Not a worry, I called up the original architect. That took a bit of doing because he’d retired and, as bad luck would have it, he hadn’t kept any of his records so that was a dead end too. Nothing daunted, I contacted the structural engineers only to find that the bloke who had done the numbers had also retired but at least they still had everything on file and were happy to send it over so next day a bundle of PDFs arrived in which I discovered something rather disturbing.
The floor in the Bluebird Wing was described as an ‘extension’ of the floor in the rest of the building rather than the load bearing design. I dug out the original drawing to check and there it was, a 6” concrete slab containing the underfloor heating pipes atop 2” of insulation with tiles on top of that but the floor in the rest of the building isn’t made that way. It’s designed for wet shoes and pushchairs and consists of 2” of polystyrene insulation with a thin sand and cement screed on top with the heating loops in it and tiles on top of that. You can park a Land-Rover on it with big squishy tyres but dollying a 2.5 ton jet hydroplane through 90 degrees using trolley jacks is a very different proposition. But had the floor really been built this way?
Some more detective work and I was able to speak with the contractor who had installed the underfloor heating who confirmed that it was done the usual way with screed on top of polystyrene then tiles. It’s not load bearing! We offered to have a suitably qualified contractor lift a tile in an inconspicuous area to find out exactly what we were dealing with and work out a loading figure from there but this was declined and then another source gave us a set of photographs of the floor under construction that answered our questions.

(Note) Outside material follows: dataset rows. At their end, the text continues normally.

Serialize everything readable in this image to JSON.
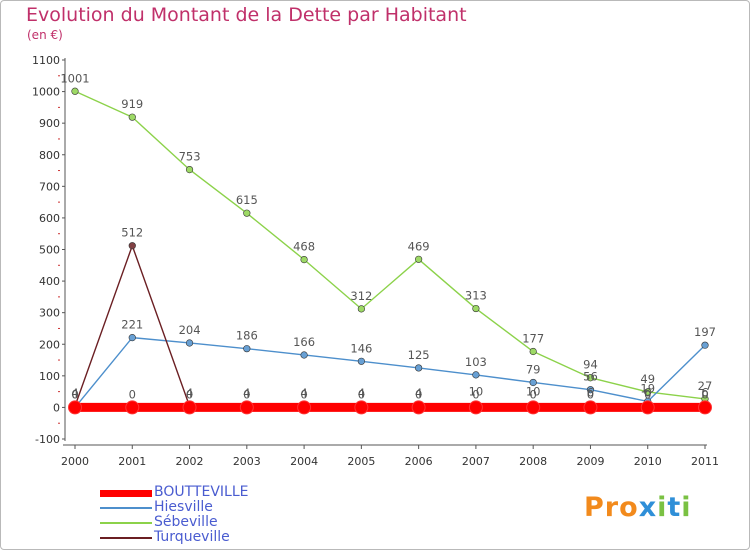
{
  "header": {
    "title": "Evolution du Montant de la Dette par Habitant",
    "unit": "(en €)"
  },
  "chart_data": {
    "type": "line",
    "title": "Evolution du Montant de la Dette par Habitant",
    "ylabel": "(en €)",
    "xlabel": "",
    "x": [
      "2000",
      "2001",
      "2002",
      "2003",
      "2004",
      "2005",
      "2006",
      "2007",
      "2008",
      "2009",
      "2010",
      "2011"
    ],
    "ylim": [
      -100,
      1100
    ],
    "yticks": [
      "-100",
      "0",
      "100",
      "200",
      "300",
      "400",
      "500",
      "600",
      "700",
      "800",
      "900",
      "1000",
      "1100"
    ],
    "grid": false,
    "legend_position": "bottom-left",
    "series": [
      {
        "name": "BOUTTEVILLE",
        "color": "#ff0000",
        "values": [
          0,
          0,
          0,
          0,
          0,
          0,
          0,
          0,
          0,
          0,
          0,
          0
        ]
      },
      {
        "name": "Hiesville",
        "color": "#4d8fcc",
        "values": [
          0,
          221,
          204,
          186,
          166,
          146,
          125,
          103,
          79,
          56,
          19,
          197
        ]
      },
      {
        "name": "Sébeville",
        "color": "#8cd24a",
        "values": [
          1001,
          919,
          753,
          615,
          468,
          312,
          469,
          313,
          177,
          94,
          49,
          27
        ]
      },
      {
        "name": "Turqueville",
        "color": "#6b1f23",
        "values": [
          4,
          512,
          4,
          4,
          4,
          4,
          4,
          10,
          10,
          6,
          6,
          6
        ]
      }
    ]
  },
  "logo": {
    "text": "Proxiti",
    "colors": [
      "#f28a1c",
      "#2f8fd8",
      "#7ac143"
    ]
  }
}
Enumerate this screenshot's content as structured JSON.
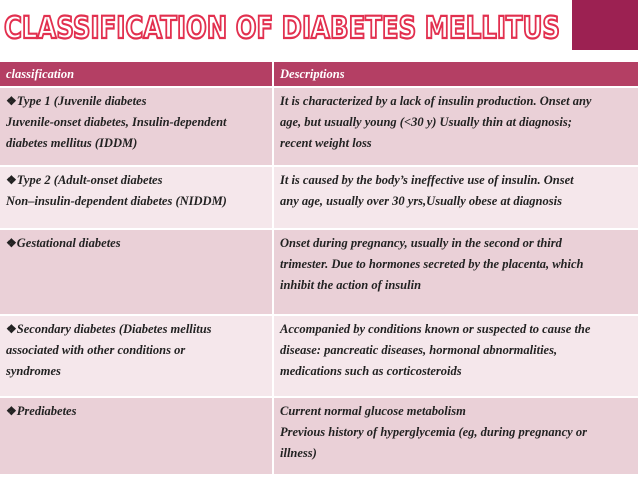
{
  "header": {
    "title": "CLASSIFICATION OF DIABETES MELLITUS"
  },
  "table": {
    "columns": [
      "classification",
      "Descriptions"
    ],
    "rows": [
      {
        "classification": [
          "Type 1 (Juvenile diabetes",
          "Juvenile-onset diabetes, Insulin-dependent",
          "diabetes mellitus (IDDM)"
        ],
        "description": [
          "It is characterized by a lack of insulin production. Onset any",
          "age, but usually young (<30 y) Usually thin at diagnosis;",
          "recent weight loss"
        ]
      },
      {
        "classification": [
          "Type 2 (Adult-onset diabetes",
          "Non–insulin-dependent diabetes (NIDDM)"
        ],
        "description": [
          "It is caused by the body’s ineffective use of insulin. Onset",
          "any age, usually over 30 yrs,Usually obese at diagnosis"
        ]
      },
      {
        "classification": [
          "Gestational diabetes"
        ],
        "description": [
          "Onset during pregnancy, usually in the second or third",
          "trimester. Due to hormones secreted by the placenta, which",
          "inhibit the action of insulin"
        ]
      },
      {
        "classification": [
          "Secondary diabetes (Diabetes mellitus",
          "associated with other conditions or",
          "syndromes"
        ],
        "description": [
          "Accompanied by conditions known or suspected to cause the",
          "disease: pancreatic diseases, hormonal abnormalities,",
          "medications such as corticosteroids"
        ]
      },
      {
        "classification": [
          "Prediabetes"
        ],
        "description": [
          "Current normal glucose metabolism",
          "Previous history of hyperglycemia (eg, during pregnancy or",
          "illness)"
        ]
      }
    ]
  }
}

Now let’s clear up a couple of things here. Firstly, we’re not saying it can’t be done because it can – it’s just that it’s gone from very straightforward to having a lot to think about and secondly, we don’t mind either way whether it’s given proper consideration and planning or a case of winging it and hoping for the best but if it’s done on a best guess and something still goes bang and black water starts rising through the cracks in the floor all we’ll be able to do is shrug and put our wellies on.
The fact of the matter is that sooner or later the questions will have to be addressed and decisions made and they aren’t our decisions – we merely tried to help.
As a small footnote. The engine installed in the foyer. This is the stronger of the floors yet it was still deemed necessary to stand it on four aluminium plates 15mm thick. That was only its position for the presentation ceremony. It was later moved to where people can't damage themselves on it or nick bits. Like I said – quite a bit to consider.